When Kamoutsas made the jump, Uthmeier called him an “invaluable member of the Governor’s administration (who was) instrumental in putting wins on the board for Floridians.”
While pursuing his Juris Doctor at the Regent University School of Law, Kamoutsas interned with the A21 Campaign in Greece on anti-human trafficking efforts.
He said at the time that he hoped to return to Miami after graduating to work at the Miami-Dade State Attorney’s Office. By 2018, he was working as a lawyer for the Dade County Police Benevolent Association and ran unsuccessfully that year for a Miami-Dade Community Council seat.
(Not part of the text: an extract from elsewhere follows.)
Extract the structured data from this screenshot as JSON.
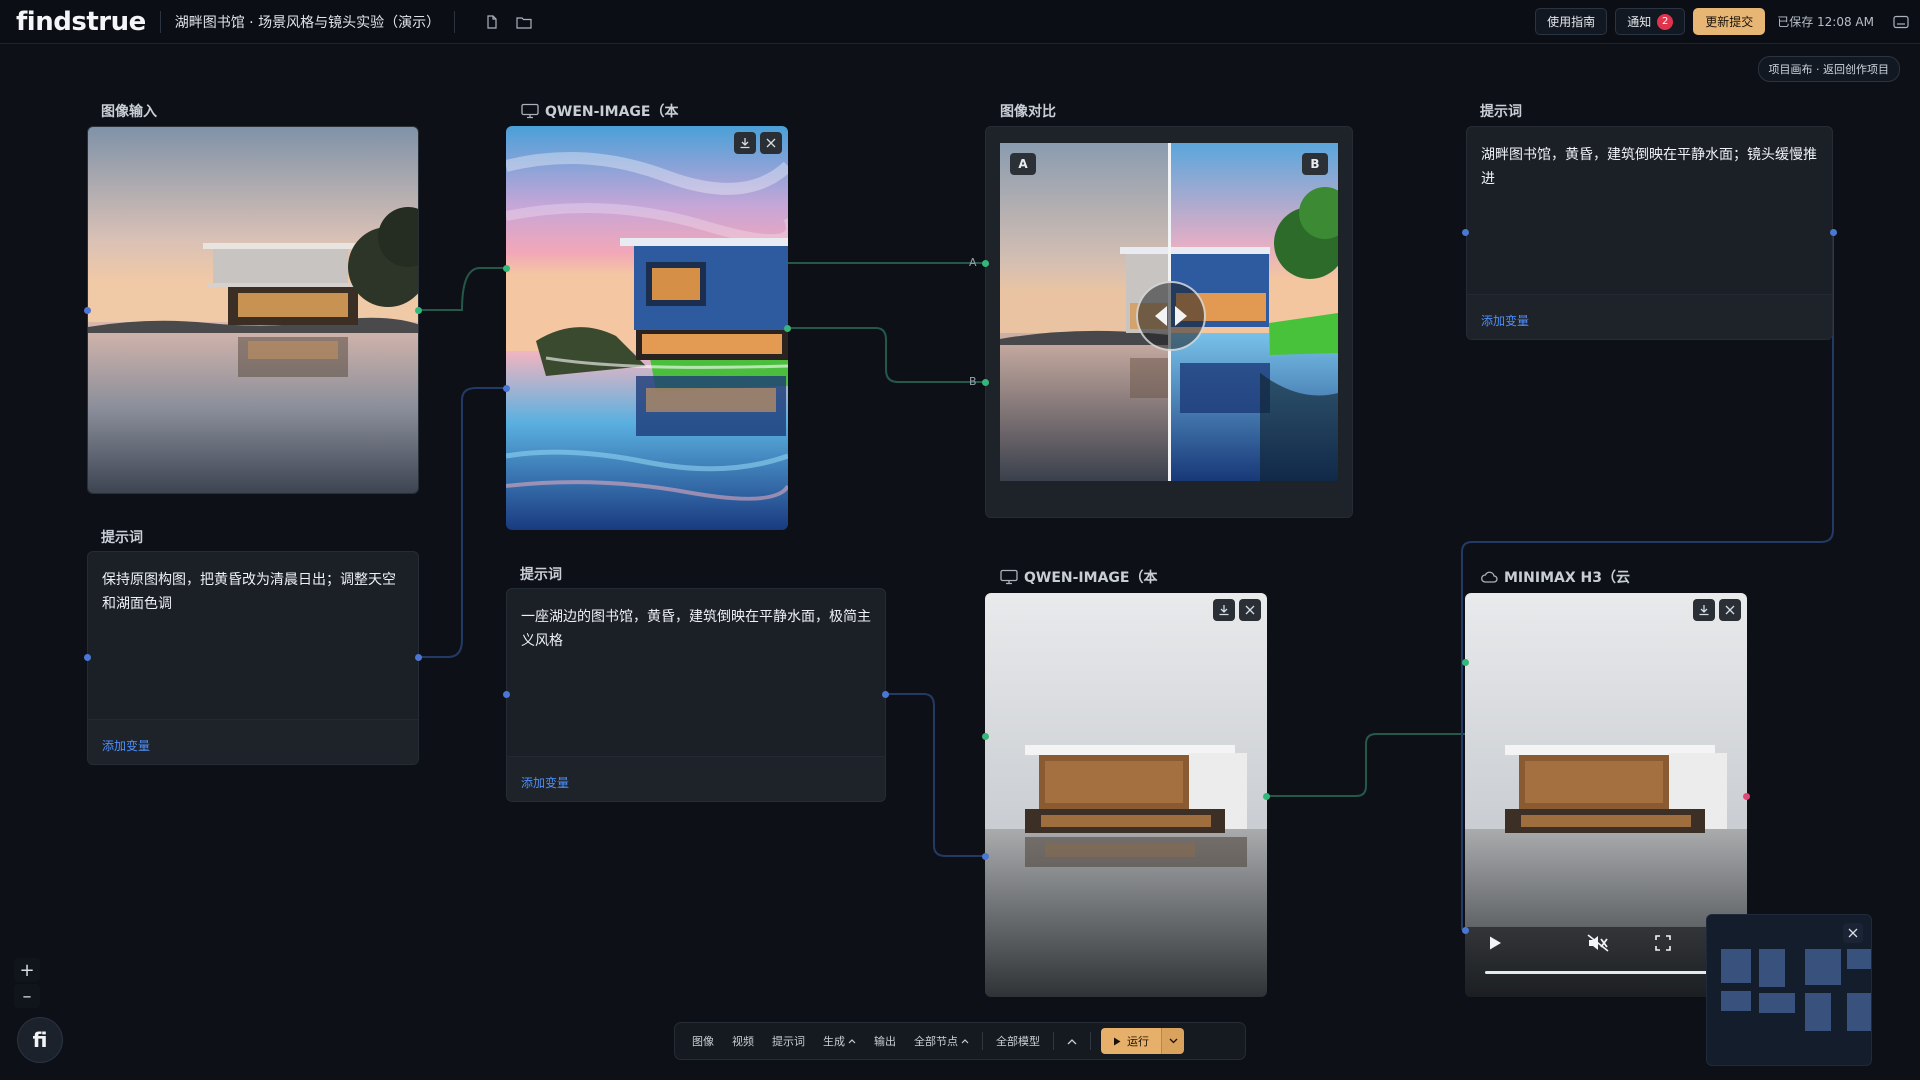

David Dewhirst is a sleeper candidate for Chief of Staff, a position for which he’s arguably overqualified.
For the better part of a decade, Dewhirst skipped around the U.S. and across the pond for high-ranking public and advocacy jobs. In May 2023, he left his then-post as Chief Deputy Attorney General of Idaho to work as a senior adviser to DeSantis.
Shortly thereafter, he joined Project 2025, where he has worked “on a range of initiatives” to strongly situate the GOP to take over the federal government this year. But he has also continued to work for the Governor.
Dewhirst’s résumé includes two years as Montana Solicitor General and two years as General Counsel at the U.S. Department of Commerce during President-elect Donald Trump’s first term. He also spent for close to four years at the conservative Freedom Foundation think tank, where he litigated constitutional, labor and campaign finance cases before federal and state courts and administrative agencies. He left the organization in mid-2018 as Chief Litigation Counsel.
While pursuing his law degree at the George Washington University Law School, Dewhirst studied constitutional history with U.S. Supreme Court Justice Clarence Thomas and was the symposium editor for the Harvard Journal of Law and Public Policy.